Several emails from ministry staff to SDHB employees stressed the need for a letter of assurance from their chief executive before the programme could begin.

"He [SDHB chief executive Chris Fleming] advised that surgery, medical oncology and radiation oncology staff were committed to making the programme work and he was satisfied they will be able to provide the additional volumes that the programme will generate.

"No CEO assurance was provided for colonoscopy or radiology capacity."

These and other issues meant that, in their view, ministry approval for the screening programme to start at the SDHB was inappropriate, the authors said.

"On the evidence, we conclude the process to assess SDHB capacity to assume the national bowel screening programme did not ask critical questions.

"Further, the SDHB was not required by the assessment process to disclose relevant issues, and apparently did not choose to disclose voluntarily."

Dr Bagshaw said several other DHBs were still to join the national screening programme, and it was imperative for patient safety that a "seriously flawed" ministry readiness assessment process should be revised before they did so.

"Giving premature permission to SDHB to start bowel cancer screening when it was not able to meet the needs for colonoscopy of patients with bowel symptoms meant access for this group of patients was reduced.

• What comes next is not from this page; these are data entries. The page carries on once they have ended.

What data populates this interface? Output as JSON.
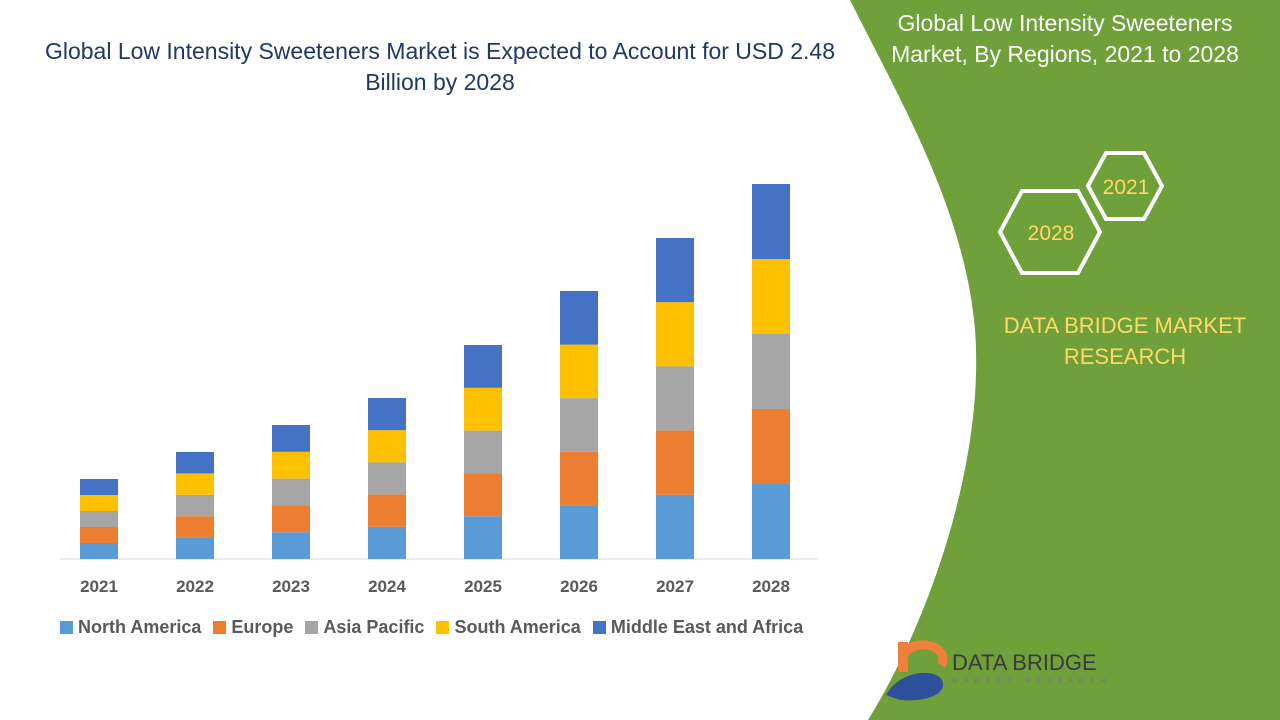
{
  "title": "Global Low Intensity Sweeteners Market is Expected to Account for USD 2.48 Billion by 2028",
  "side_panel": {
    "title": "Global Low Intensity Sweeteners Market, By Regions, 2021 to 2028",
    "hex_labels": [
      "2021",
      "2028"
    ],
    "brand": "DATA BRIDGE MARKET RESEARCH",
    "logo_text": "DATA BRIDGE",
    "logo_sub": "MARKET RESEARCH",
    "colors": {
      "panel": "#70a03a",
      "accent": "#ffd966"
    }
  },
  "chart_data": {
    "type": "bar",
    "stacked": true,
    "title": "Global Low Intensity Sweeteners Market is Expected to Account for USD 2.48 Billion by 2028",
    "categories": [
      "2021",
      "2022",
      "2023",
      "2024",
      "2025",
      "2026",
      "2027",
      "2028"
    ],
    "series": [
      {
        "name": "North America",
        "color": "#5b9bd5",
        "values": [
          16,
          21.4,
          26.8,
          32.2,
          42.8,
          53.6,
          64.2,
          75
        ]
      },
      {
        "name": "Europe",
        "color": "#ed7d31",
        "values": [
          16,
          21.4,
          26.8,
          32.2,
          42.8,
          53.6,
          64.2,
          75
        ]
      },
      {
        "name": "Asia Pacific",
        "color": "#a5a5a5",
        "values": [
          16,
          21.4,
          26.8,
          32.2,
          42.8,
          53.6,
          64.2,
          75
        ]
      },
      {
        "name": "South America",
        "color": "#ffc000",
        "values": [
          16,
          21.4,
          26.8,
          32.2,
          42.8,
          53.6,
          64.2,
          75
        ]
      },
      {
        "name": "Middle East and Africa",
        "color": "#4472c4",
        "values": [
          16,
          21.4,
          26.8,
          32.2,
          42.8,
          53.6,
          64.2,
          75
        ]
      }
    ],
    "xlabel": "",
    "ylabel": "",
    "yaxis_visible": false,
    "grid": false,
    "legend_position": "bottom"
  }
}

"As a result, some of these patients suffered worse clinical outcomes."

mike.houlahan@odt.co.nz

Comments

Seriously, it was a bad decision to begin bowel cancer screening because the screening found too many people had bowel cancer? And the SDHB wasn't necessarily geared up to manage all those additional cancer cases.

So it would have been better to just let people discover they had cancer when it is too late for treatment and then they just die and get out of the way.

I hope the move to a national health system doesn't allow this twisted thinking to grow. But somehow I think this is exactly what we will get.